Every morning at six o'clock I leave for the forest. I love these narrow long sunbeams, the scents, the absence of people who shout, curse and forbid. I am no longer a hunter, but rather imagine myself as an explorer. I move more carefully and attentively, I consider a lot, I step on the ground as quietly as possible. I'm ten years old. I go to the forest with an old dog: a brown shaggy royal poodle, which I do not like and sometimes even beat. I take him along because this way there won’t be complaints. I hate to touch him: he has some kind of wounds on his paws; he wears bandages with some very stinky cream. This odour is now spread all around the house. Like the smell of a dying man.
At night, the poodle licks its paws but then switches to licking its underbelly. The sound drives me crazy. I am sickened by the thought that this creature seeks to pursue pleasure. It is only me who needs, who deserves to get pleasure. One day, out of desperation, I throw a heavy log at the dog.
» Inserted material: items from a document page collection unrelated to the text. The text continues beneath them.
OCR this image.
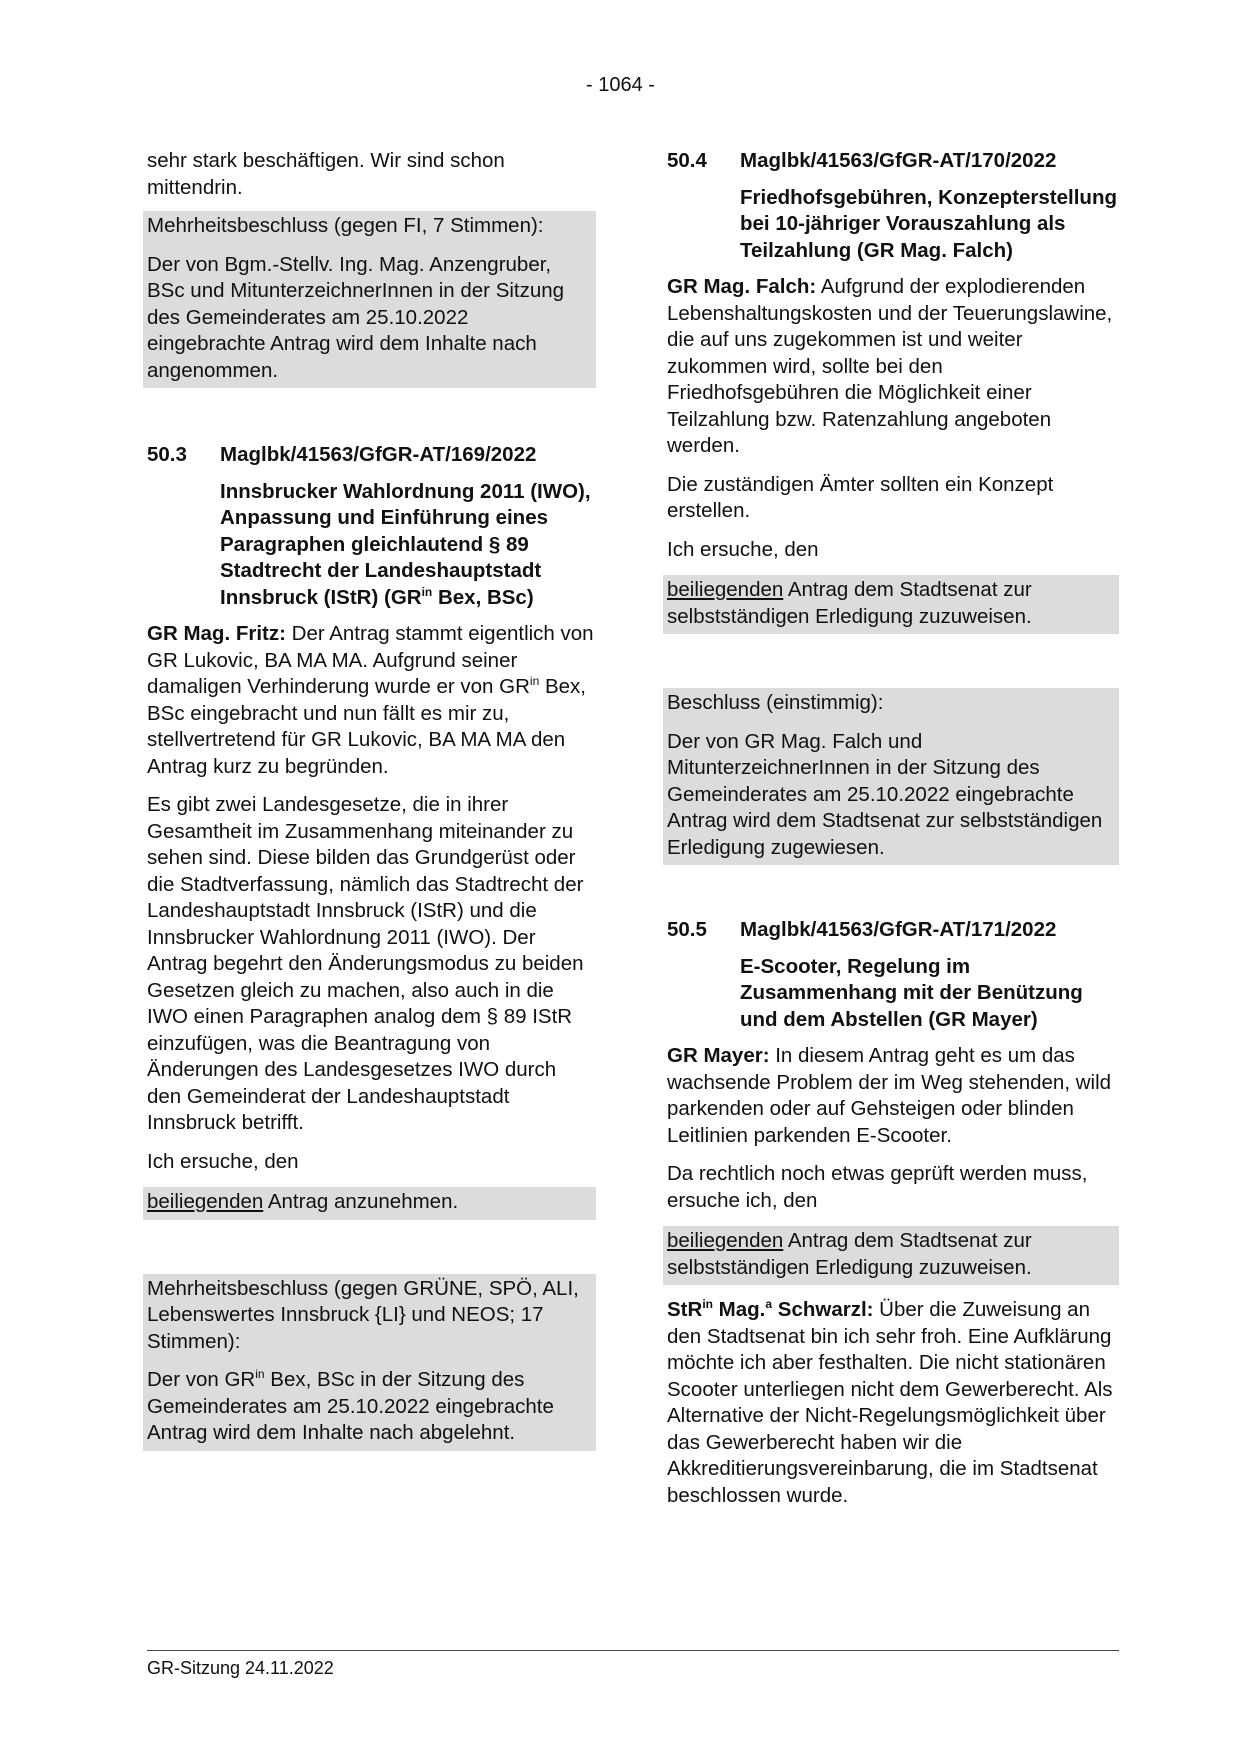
- 1064 -

sehr stark beschäftigen. Wir sind schon mittendrin.

Mehrheitsbeschluss (gegen FI, 7 Stimmen):

Der von Bgm.-Stellv. Ing. Mag. Anzengruber, BSc und MitunterzeichnerInnen in der Sitzung des Gemeinderates am 25.10.2022 eingebrachte Antrag wird dem Inhalte nach angenommen.

50.3	Maglbk/41563/GfGR-AT/169/2022
Innsbrucker Wahlordnung 2011 (IWO), Anpassung und Einführung eines Paragraphen gleichlautend § 89 Stadtrecht der Landeshauptstadt Innsbruck (IStR) ($GR^{in}$ Bex, BSc)

GR Mag. Fritz: Der Antrag stammt eigentlich von GR Lukovic, BA MA MA. Aufgrund seiner damaligen Verhinderung wurde er von $GR^{in}$ Bex, BSc eingebracht und nun fällt es mir zu, stellvertretend für GR Lukovic, BA MA MA den Antrag kurz zu begründen.

Es gibt zwei Landesgesetze, die in ihrer Gesamtheit im Zusammenhang miteinander zu sehen sind. Diese bilden das Grundgerüst oder die Stadtverfassung, nämlich das Stadtrecht der Landeshauptstadt Innsbruck (IStR) und die Innsbrucker Wahlordnung 2011 (IWO). Der Antrag begehrt den Änderungsmodus zu beiden Gesetzen gleich zu machen, also auch in die IWO einen Paragraphen analog dem § 89 IStR einzufügen, was die Beantragung von Änderungen des Landesgesetzes IWO durch den Gemeinderat der Landeshauptstadt Innsbruck betrifft.

Ich ersuche, den

beiliegenden Antrag anzunehmen.

Mehrheitsbeschluss (gegen GRÜNE, SPÖ, ALI, Lebenswertes Innsbruck {LI} und NEOS; 17 Stimmen):

Der von $GR^{in}$ Bex, BSc in der Sitzung des Gemeinderates am 25.10.2022 eingebrachte Antrag wird dem Inhalte nach abgelehnt.

50.4	Maglbk/41563/GfGR-AT/170/2022
Friedhofsgebühren, Konzepterstellung bei 10-jähriger Vorauszahlung als Teilzahlung (GR Mag. Falch)

GR Mag. Falch: Aufgrund der explodierenden Lebenshaltungskosten und der Teuerungslawine, die auf uns zugekommen ist und weiter zukommen wird, sollte bei den Friedhofsgebühren die Möglichkeit einer Teilzahlung bzw. Ratenzahlung angeboten werden.

Die zuständigen Ämter sollten ein Konzept erstellen.

Ich ersuche, den

beiliegenden Antrag dem Stadtsenat zur selbstständigen Erledigung zuzuweisen.

Beschluss (einstimmig):

Der von GR Mag. Falch und MitunterzeichnerInnen in der Sitzung des Gemeinderates am 25.10.2022 eingebrachte Antrag wird dem Stadtsenat zur selbstständigen Erledigung zugewiesen.

50.5	Maglbk/41563/GfGR-AT/171/2022
E-Scooter, Regelung im Zusammenhang mit der Benützung und dem Abstellen (GR Mayer)

GR Mayer: In diesem Antrag geht es um das wachsende Problem der im Weg stehenden, wild parkenden oder auf Gehsteigen oder blinden Leitlinien parkenden E-Scooter.

Da rechtlich noch etwas geprüft werden muss, ersuche ich, den

beiliegenden Antrag dem Stadtsenat zur selbstständigen Erledigung zuzuweisen.

StR$^{in}$ Mag.$^a$ Schwarzl: Über die Zuweisung an den Stadtsenat bin ich sehr froh. Eine Aufklärung möchte ich aber festhalten. Die nicht stationären Scooter unterliegen nicht dem Gewerberecht. Als Alternative der Nicht-Regelungsmöglichkeit über das Gewerberecht haben wir die Akkreditierungsvereinbarung, die im Stadtsenat beschlossen wurde.

GR-Sitzung 24.11.2022
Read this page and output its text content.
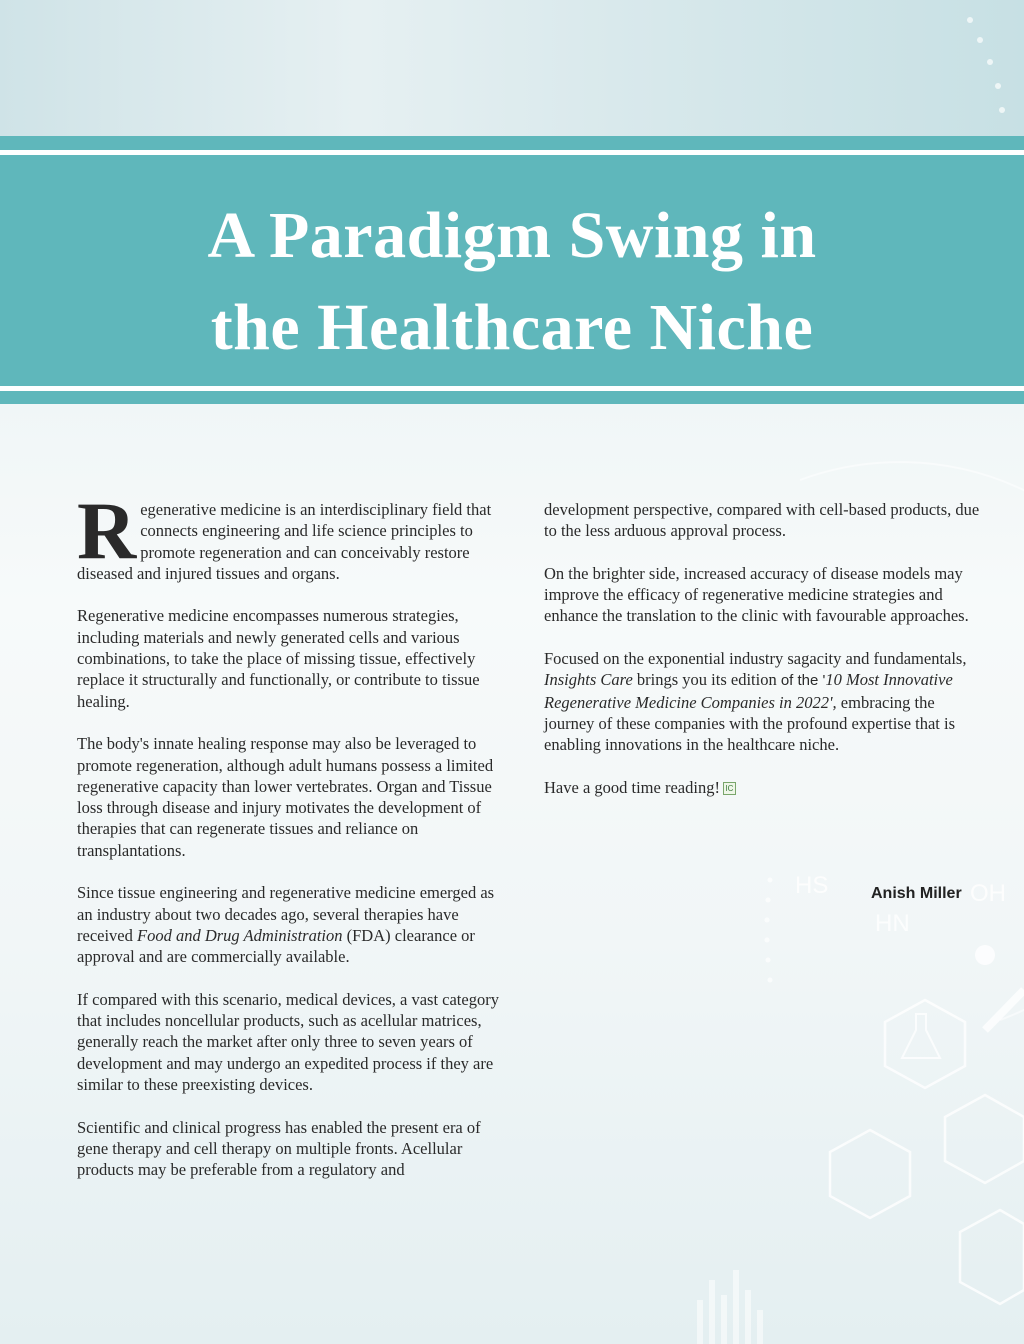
HS
HN
OH
A Paradigm Swing in
the Healthcare Niche

Regenerative medicine is an interdisciplinary field that connects engineering and life science principles to promote regeneration and can conceivably restore diseased and injured tissues and organs.

Regenerative medicine encompasses numerous strategies, including materials and newly generated cells and various combinations, to take the place of missing tissue, effectively replace it structurally and functionally, or contribute to tissue healing.

The body's innate healing response may also be leveraged to promote regeneration, although adult humans possess a limited regenerative capacity than lower vertebrates. Organ and Tissue loss through disease and injury motivates the development of therapies that can regenerate tissues and reliance on transplantations.

Since tissue engineering and regenerative medicine emerged as an industry about two decades ago, several therapies have received Food and Drug Administration (FDA) clearance or approval and are commercially available.

If compared with this scenario, medical devices, a vast category that includes noncellular products, such as acellular matrices, generally reach the market after only three to seven years of development and may undergo an expedited process if they are similar to these preexisting devices.

Scientific and clinical progress has enabled the present era of gene therapy and cell therapy on multiple fronts. Acellular products may be preferable from a regulatory and

development perspective, compared with cell-based products, due to the less arduous approval process.

On the brighter side, increased accuracy of disease models may improve the efficacy of regenerative medicine strategies and enhance the translation to the clinic with favourable approaches.

Focused on the exponential industry sagacity and fundamentals, Insights Care brings you its edition of the '10 Most Innovative Regenerative Medicine Companies in 2022', embracing the journey of these companies with the profound expertise that is enabling innovations in the healthcare niche.

Have a good time reading! IC

Anish Miller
However, the poodle is a good excuse for my early departure. I pretend to care about him. We have put up with each other for many years. During a walk, he usually ranges a little ahead of me, stopping and checking if I am following. I think he still thinks he is doing me a favour. The rest of the time we do not interact and keep our distance. Everyone goes about their own business.
I like to climb a tree and sit there continuously while the dog staggers around somewhere below. This morning was hot, and I put on a dress. Now, as I descend from the pine tree, I catch on a twig with the elastic of my new white cotton underwear. They rip with an unpleasant snap and can no longer hold on to me, they can only be removed. I stand on the ground in confusion, holding up my underwear. Suddenly, I understand that there is something very shameful in the very fact of returning home with torn panties, but I do not understand what exactly. I cannot think of an excuse for this story. The idea of telling everything as it is seems unrealistic — they will immediately suspect something. This is not just a torn knee or a punctured tyre. It just doesn't happen to the right kids. I am very nervous, struggling with panic. I look for a place to get rid of the evidence of my fall. I am scared that the neighbours will notice. They will understand everything and immediately report it to my rigorous grandmother, who will not say a word while listening but will simply assume a very upright posture. Thus – expect trouble.
I choose a litter bin away from the house. I pull out the top layer of rubbish to conceal the knickers as deeply as possible. They are too white – they don't look like old ones. This is very suspicious. Of course, just because of this, they will find me. I rub dirt onto my panties. I bury them at the bottom of the bin. I turn to look at the dog. It looks the other way indifferently, leaving me with my troubles. Good, it can't speak. I don't have to threaten it.
Slowly, confidence comes back to me. The very thought of what happened makes me very mature. Experienced. Today I will definitely tell the boy – who, of course, is very pretty, with these white angelic curls, and who also trails after me very obsessively, just coming close and staring – that I don't like him. And I will add that I do not go out with boys whose mamas still dress them in the morning. I spotted this once, hanging out under his windows. Now, I will introduce him to an understanding of how shame feels.